Used in studies on ovaries and malaria

The researchers have applied the tool on data from several thousand patients og ovary cancer. Cancer causes mutations - harmful aberrations- in our cells, making them divide in an uncontrolled way. 

These mutations can vary greatly. The analysis have shown that ovary cancer displays distinctly different disease progressions, highly determined by which mutation ocurred first. 

"This shows that this tool can be an important first step on the path to a more efficient, individually tailored made cancer treatment," says Johnston.

HyperTraPS

REVEALING DISEASE PROGRESSION: The "Waterfall" in the foreground shows paths from one stage of a disease to the next, learnt by HyperTraPS using data from a high number of patients. Each dot of the illustration represents different stages of disease, for example a specific set of symptoms or a given set of mutations. The thickness of the lines indicate the probability of moving from one specific stage of disease to the next.

Photo:
Iain Johnston/UiB

HyperTraPS has also been used in analysing the clinical data from nearly 3000 Gambian children suffering from malaria. Based on relatively simple data on symptoms, estimating the development of the disease presisely was made possible.

The malaria disease kills nearly 400.000 African children each year, and the World Health Organisation's guidelines on diagnosing and treating it are at the time quite general, making them less efficient in discovering individual disease progressions. 

"Based om the study we performed in Gambia, one has now developed a mpre detailed and efficient method of diagnosing and treating malaria. An early identification of hard hit patients is now easier, and scarce resources can be used where they are needed the most," Johnston says. 

Uncovering the origin of drug resistance 

The biggest strength og HyperTraPS is its wide utility, according to the researchers. In practice, it may be used in mapping any type of process concerning changes over time. 

"One example is studying how the organsisms responsible for diseases develop. We have seen how tuberculosis bacteria develop a resistance to drugs, which of course is a major problem for health services," Johnston tells. 

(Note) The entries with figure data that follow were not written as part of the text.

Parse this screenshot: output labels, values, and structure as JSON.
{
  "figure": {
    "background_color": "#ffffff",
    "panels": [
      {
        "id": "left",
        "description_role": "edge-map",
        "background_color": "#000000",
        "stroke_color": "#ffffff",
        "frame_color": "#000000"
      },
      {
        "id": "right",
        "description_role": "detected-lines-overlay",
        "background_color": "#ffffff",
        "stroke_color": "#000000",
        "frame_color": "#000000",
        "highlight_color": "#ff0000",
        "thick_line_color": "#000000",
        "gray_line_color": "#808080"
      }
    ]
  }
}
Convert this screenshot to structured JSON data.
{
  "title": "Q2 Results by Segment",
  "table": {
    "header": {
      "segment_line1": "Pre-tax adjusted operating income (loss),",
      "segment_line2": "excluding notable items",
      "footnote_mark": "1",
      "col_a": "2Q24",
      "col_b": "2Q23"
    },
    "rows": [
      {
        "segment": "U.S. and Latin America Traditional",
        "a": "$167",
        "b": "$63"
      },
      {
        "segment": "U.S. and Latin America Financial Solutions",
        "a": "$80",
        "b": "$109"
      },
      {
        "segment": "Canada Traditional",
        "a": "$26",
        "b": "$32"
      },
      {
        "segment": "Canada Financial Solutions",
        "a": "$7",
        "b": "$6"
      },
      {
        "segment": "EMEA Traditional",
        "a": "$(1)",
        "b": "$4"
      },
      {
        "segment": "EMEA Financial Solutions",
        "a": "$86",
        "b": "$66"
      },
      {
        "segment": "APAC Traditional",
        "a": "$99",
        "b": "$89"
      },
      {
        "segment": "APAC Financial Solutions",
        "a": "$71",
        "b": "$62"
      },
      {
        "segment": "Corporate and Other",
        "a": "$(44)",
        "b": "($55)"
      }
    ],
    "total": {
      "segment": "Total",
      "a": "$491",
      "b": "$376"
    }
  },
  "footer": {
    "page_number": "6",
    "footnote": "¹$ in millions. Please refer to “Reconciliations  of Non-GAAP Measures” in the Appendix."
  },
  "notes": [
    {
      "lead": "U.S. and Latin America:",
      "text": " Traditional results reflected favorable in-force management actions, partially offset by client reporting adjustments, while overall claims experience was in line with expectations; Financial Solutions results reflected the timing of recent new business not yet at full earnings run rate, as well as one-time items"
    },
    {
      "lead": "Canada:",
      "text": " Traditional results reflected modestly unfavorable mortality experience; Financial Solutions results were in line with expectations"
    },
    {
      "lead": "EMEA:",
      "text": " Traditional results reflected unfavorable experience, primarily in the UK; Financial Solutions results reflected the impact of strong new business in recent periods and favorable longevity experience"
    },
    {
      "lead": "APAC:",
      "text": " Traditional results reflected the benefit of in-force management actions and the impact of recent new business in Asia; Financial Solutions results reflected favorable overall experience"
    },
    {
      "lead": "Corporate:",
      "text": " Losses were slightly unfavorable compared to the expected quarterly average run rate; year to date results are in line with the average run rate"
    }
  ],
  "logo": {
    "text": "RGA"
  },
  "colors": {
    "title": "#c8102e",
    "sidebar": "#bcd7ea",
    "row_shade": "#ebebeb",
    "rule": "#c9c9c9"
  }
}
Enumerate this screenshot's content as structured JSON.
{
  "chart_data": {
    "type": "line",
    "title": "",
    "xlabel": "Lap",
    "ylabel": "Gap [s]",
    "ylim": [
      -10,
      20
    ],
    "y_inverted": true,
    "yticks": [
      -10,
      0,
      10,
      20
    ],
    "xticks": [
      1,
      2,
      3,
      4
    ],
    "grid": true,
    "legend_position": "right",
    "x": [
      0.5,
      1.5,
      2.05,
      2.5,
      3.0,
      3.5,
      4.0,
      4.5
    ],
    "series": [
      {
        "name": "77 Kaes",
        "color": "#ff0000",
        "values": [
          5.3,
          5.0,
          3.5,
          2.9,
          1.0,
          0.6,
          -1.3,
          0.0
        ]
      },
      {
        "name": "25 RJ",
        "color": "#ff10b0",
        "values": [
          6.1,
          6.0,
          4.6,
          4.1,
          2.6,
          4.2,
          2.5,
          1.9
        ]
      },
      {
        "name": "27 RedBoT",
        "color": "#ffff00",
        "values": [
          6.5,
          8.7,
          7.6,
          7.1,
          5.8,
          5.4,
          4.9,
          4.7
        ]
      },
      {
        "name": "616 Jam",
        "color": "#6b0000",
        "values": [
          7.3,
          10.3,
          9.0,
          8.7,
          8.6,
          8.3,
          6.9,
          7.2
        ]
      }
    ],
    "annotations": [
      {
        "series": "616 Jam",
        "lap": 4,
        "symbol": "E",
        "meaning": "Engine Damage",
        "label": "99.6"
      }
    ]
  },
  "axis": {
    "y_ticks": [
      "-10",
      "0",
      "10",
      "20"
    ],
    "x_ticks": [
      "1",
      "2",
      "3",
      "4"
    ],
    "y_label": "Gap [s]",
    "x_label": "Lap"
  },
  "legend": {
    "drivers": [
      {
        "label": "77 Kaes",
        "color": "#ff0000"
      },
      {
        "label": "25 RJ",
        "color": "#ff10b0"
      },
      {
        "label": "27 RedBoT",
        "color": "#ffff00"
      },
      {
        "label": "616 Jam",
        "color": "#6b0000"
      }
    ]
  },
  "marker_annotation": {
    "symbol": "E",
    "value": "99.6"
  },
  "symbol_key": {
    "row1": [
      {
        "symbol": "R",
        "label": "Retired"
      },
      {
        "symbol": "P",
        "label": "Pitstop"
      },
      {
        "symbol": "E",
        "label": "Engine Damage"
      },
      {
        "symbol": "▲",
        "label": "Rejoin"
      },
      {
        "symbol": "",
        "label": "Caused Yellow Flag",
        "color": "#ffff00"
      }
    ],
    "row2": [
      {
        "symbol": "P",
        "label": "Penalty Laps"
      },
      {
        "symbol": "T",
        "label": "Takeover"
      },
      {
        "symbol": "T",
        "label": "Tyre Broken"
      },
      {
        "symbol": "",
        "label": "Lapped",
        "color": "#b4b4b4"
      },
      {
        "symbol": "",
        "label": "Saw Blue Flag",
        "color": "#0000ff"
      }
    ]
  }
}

Based on samples from 1000 Russian tuberculosis patients, the reseachers have mapped which mutations the bacteria have made as well as the order of the mutations. They found that the bacteria to a lesser degree followed "set runs" in their mutations, making many roads to resistance possible. This is obviously one of the reasons why the problem of resistance is so chellenging to solve. 

"The more data we can access, the better we will understand the connections between the different mutations. This can mean a lot for treatment, in the long-run. We might discover that a bacteria that first became resistant to drug A, B and C, in most likelyhood will become resistant to drug D as well. In case, we can choose to give the patient drug K or L instead," the researcher says. 

In early 2019, Johnston received the prestigious Starting Grant of 16,8 million Norwegian kroner (ca 1 654 550 Eur) from the European Research Council. The grant will go to further research into applying HyperTraPS in medicinal and biological reseach.